Wikimedia Product/NSFW image classifier/Storage notes

From mediawiki.org

(Summary of offline discussion, still being updated)

Each scoring service (there may be multiple in near future) will provide a floating-point score between 0 and 1, which will be saved and exposed through various means, most notably needing to be available to AbuseFilter.

Data table[edit]

Primary storage would be in a local database table provided by an extension. Something like:

  • image_filter_scoring table
    • ifs_image varchar(255)-> foreign key to img_name (alternately, key to img_sha1, which is smaller and doesn't require rename handling)
    • ifs_source varchar(32) -> key to the source, eg 'google-vision' or whatevs. Potentially this could be an enum to save space but we know those are maintenance nightmares. If the upstream model changes, the key should probably change.
    • ifs_score float -> the score value, between 0 and 1
    • ifs_timestamp varchar(14) -> consider storing when the scoring was done?

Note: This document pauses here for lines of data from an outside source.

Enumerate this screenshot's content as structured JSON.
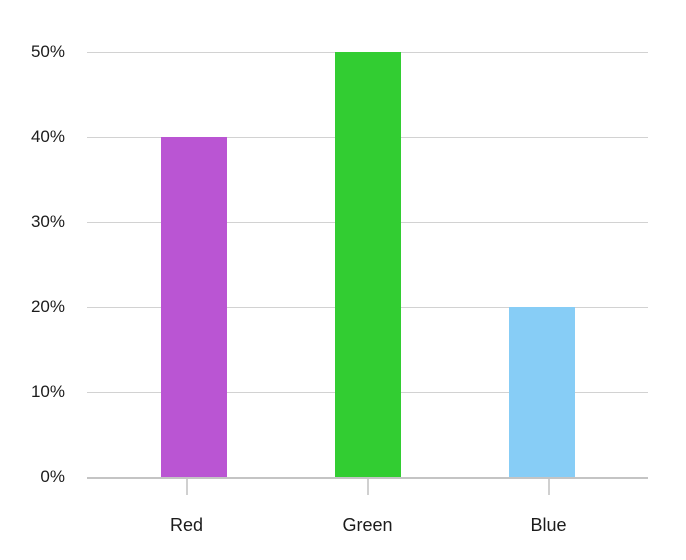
{
  "chart_data": {
    "type": "bar",
    "categories": [
      "Red",
      "Green",
      "Blue"
    ],
    "values": [
      40,
      50,
      20
    ],
    "bar_colors": [
      "#ba55d3",
      "#32cd32",
      "#87cdf6"
    ],
    "ytick_values": [
      0,
      10,
      20,
      30,
      40,
      50
    ],
    "ytick_labels": [
      "0%",
      "10%",
      "20%",
      "30%",
      "40%",
      "50%"
    ],
    "ylim": [
      0,
      50
    ],
    "grid": true,
    "legend": false,
    "title": "",
    "xlabel": "",
    "ylabel": "",
    "colors": {
      "background": "#ffffff",
      "gridline": "#d2d2d2",
      "axis_line": "#c4c4c4",
      "tick_mark": "#d0d0d0",
      "text": "#1c1c1c"
    }
  }
}
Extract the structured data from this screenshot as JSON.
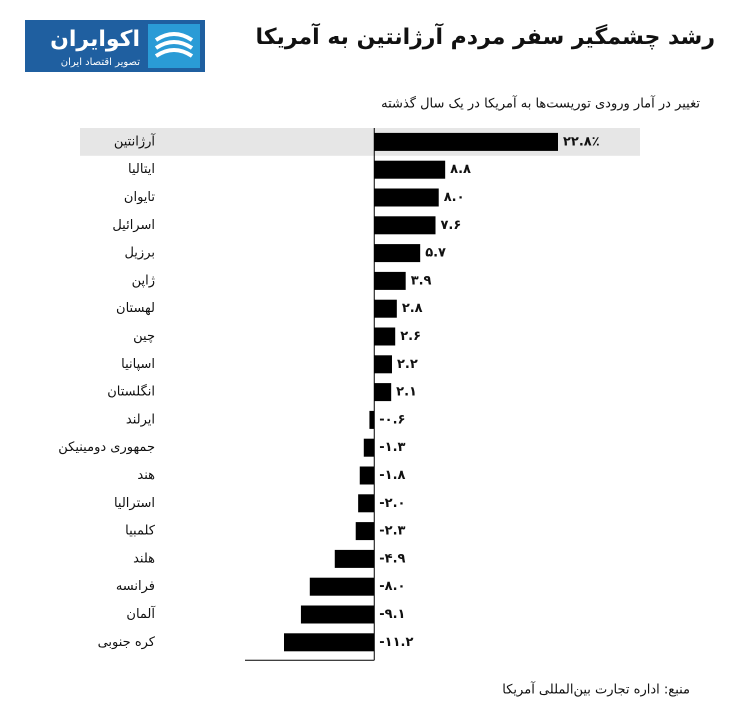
{
  "logo": {
    "name": "اکوایران",
    "tagline": "تصویر اقتصاد ایران"
  },
  "chart_data": {
    "type": "hbar",
    "title": "رشد چشمگیر سفر مردم آرژانتین به آمریکا",
    "subtitle": "تغییر در آمار ورودی توریست‌ها به آمریکا در یک سال گذشته",
    "source": "منبع: اداره تجارت بین‌المللی آمریکا",
    "categories": [
      "آرژانتین",
      "ایتالیا",
      "تایوان",
      "اسرائیل",
      "برزیل",
      "ژاپن",
      "لهستان",
      "چین",
      "اسپانیا",
      "انگلستان",
      "ایرلند",
      "جمهوری دومینیکن",
      "هند",
      "استرالیا",
      "کلمبیا",
      "هلند",
      "فرانسه",
      "آلمان",
      "کره جنوبی"
    ],
    "values": [
      22.8,
      8.8,
      8.0,
      7.6,
      5.7,
      3.9,
      2.8,
      2.6,
      2.2,
      2.1,
      -0.6,
      -1.3,
      -1.8,
      -2.0,
      -2.3,
      -4.9,
      -8.0,
      -9.1,
      -11.2
    ],
    "value_labels": [
      "۲۲.۸٪",
      "۸.۸",
      "۸.۰",
      "۷.۶",
      "۵.۷",
      "۳.۹",
      "۲.۸",
      "۲.۶",
      "۲.۲",
      "۲.۱",
      "-۰.۶",
      "-۱.۳",
      "-۱.۸",
      "-۲.۰",
      "-۲.۳",
      "-۴.۹",
      "-۸.۰",
      "-۹.۱",
      "-۱۱.۲"
    ],
    "color": "#000000",
    "highlight_color": "#e6e6e6"
  }
}
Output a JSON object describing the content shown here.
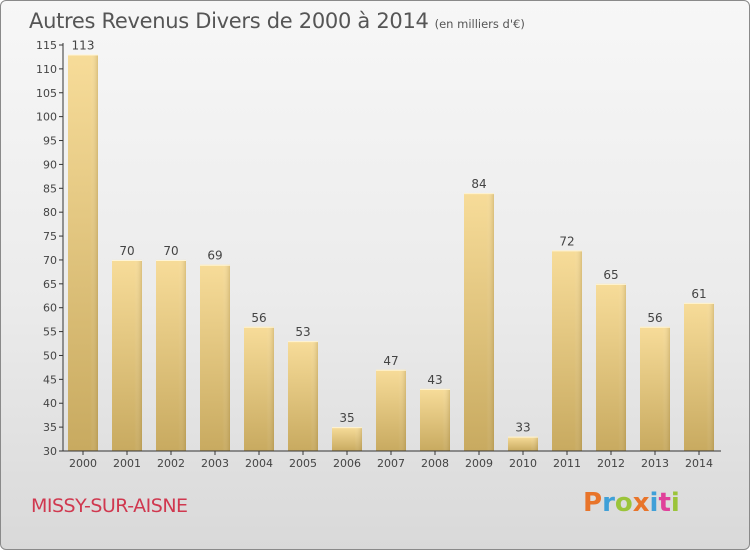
{
  "header": {
    "title": "Autres Revenus Divers de 2000 à 2014",
    "unit": "(en milliers d'€)"
  },
  "footer": {
    "commune": "MISSY-SUR-AISNE",
    "logo_text": "Proxiti",
    "logo_colors": [
      "#e8742a",
      "#3fa0d8",
      "#9bc43a",
      "#e8742a",
      "#3fa0d8",
      "#e0409a",
      "#9bc43a"
    ]
  },
  "colors": {
    "bar_top": "#f7dc99",
    "bar_bottom": "#c8aa60",
    "axis": "#333333",
    "text": "#444444",
    "commune": "#d0384f"
  },
  "chart_data": {
    "type": "bar",
    "categories": [
      "2000",
      "2001",
      "2002",
      "2003",
      "2004",
      "2005",
      "2006",
      "2007",
      "2008",
      "2009",
      "2010",
      "2011",
      "2012",
      "2013",
      "2014"
    ],
    "values": [
      113,
      70,
      70,
      69,
      56,
      53,
      35,
      47,
      43,
      84,
      33,
      72,
      65,
      56,
      61
    ],
    "ylim": [
      30,
      115
    ],
    "yticks": [
      30,
      35,
      40,
      45,
      50,
      55,
      60,
      65,
      70,
      75,
      80,
      85,
      90,
      95,
      100,
      105,
      110,
      115
    ],
    "grid": false,
    "legend": "none"
  }
}
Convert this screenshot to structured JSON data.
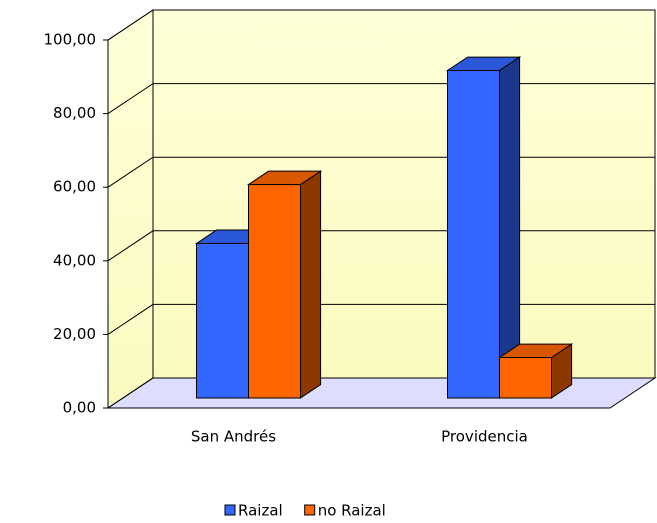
{
  "chart_data": {
    "type": "bar3d",
    "categories": [
      "San Andrés",
      "Providencia"
    ],
    "series": [
      {
        "name": "Raizal",
        "color": "#3366ff",
        "values": [
          42,
          89
        ]
      },
      {
        "name": "no Raizal",
        "color": "#ff6600",
        "values": [
          58,
          11
        ]
      }
    ],
    "ylim": [
      0,
      100
    ],
    "yticks": [
      {
        "value": 0,
        "label": "0,00"
      },
      {
        "value": 20,
        "label": "20,00"
      },
      {
        "value": 40,
        "label": "40,00"
      },
      {
        "value": 60,
        "label": "60,00"
      },
      {
        "value": 80,
        "label": "80,00"
      },
      {
        "value": 100,
        "label": "100,00"
      }
    ],
    "grid": true,
    "legend": "bottom"
  }
}
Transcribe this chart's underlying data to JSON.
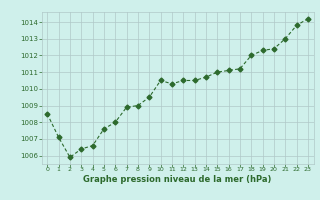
{
  "x": [
    0,
    1,
    2,
    3,
    4,
    5,
    6,
    7,
    8,
    9,
    10,
    11,
    12,
    13,
    14,
    15,
    16,
    17,
    18,
    19,
    20,
    21,
    22,
    23
  ],
  "y": [
    1008.5,
    1007.1,
    1005.9,
    1006.4,
    1006.6,
    1007.6,
    1008.0,
    1008.9,
    1009.0,
    1009.5,
    1010.5,
    1010.3,
    1010.5,
    1010.5,
    1010.7,
    1011.0,
    1011.1,
    1011.2,
    1012.0,
    1012.3,
    1012.4,
    1013.0,
    1013.8,
    1014.2
  ],
  "line_color": "#2d6a2d",
  "marker": "D",
  "marker_size": 2.5,
  "bg_color": "#cff0eb",
  "grid_color": "#b0c8c8",
  "xlabel": "Graphe pression niveau de la mer (hPa)",
  "xlabel_color": "#2d6a2d",
  "tick_color": "#2d6a2d",
  "ylim": [
    1005.5,
    1014.6
  ],
  "yticks": [
    1006,
    1007,
    1008,
    1009,
    1010,
    1011,
    1012,
    1013,
    1014
  ],
  "xlim": [
    -0.5,
    23.5
  ],
  "xticks": [
    0,
    1,
    2,
    3,
    4,
    5,
    6,
    7,
    8,
    9,
    10,
    11,
    12,
    13,
    14,
    15,
    16,
    17,
    18,
    19,
    20,
    21,
    22,
    23
  ]
}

These would be on the local wiki -- for instance visible directly to Commons only for a Commons image.

Secondary storage[edit]

page_props[edit]

Secondary storage would be to mirror these scores into the page_props for the file page, which should make them available to AbuseFilter and many other tools which can pull from page_props via local database or API.

FileRepo[edit]

It may also be useful to expose scoring info as extended metadata through FileRepo, which should make the data queryable on wikis using the images. Check whether AbuseFilter can make use of this already or if it would need to be extended.

ElasticSearch[edit]

It may be nice to have scoring info available in search databases for easy filtering, but filtering search results is a complex topic probably to be looked at later.

Timing and real-time concerns[edit]

Scoring may take several seconds after upload, so won't be available _immediately_ on an upload's revision creation.

A second revision could be made with the page_props update, which could trigger AbuseFilter, or the AbuseFilter rules could be applied only on uses of the image. Need to get a better idea the exact rulesets planned here.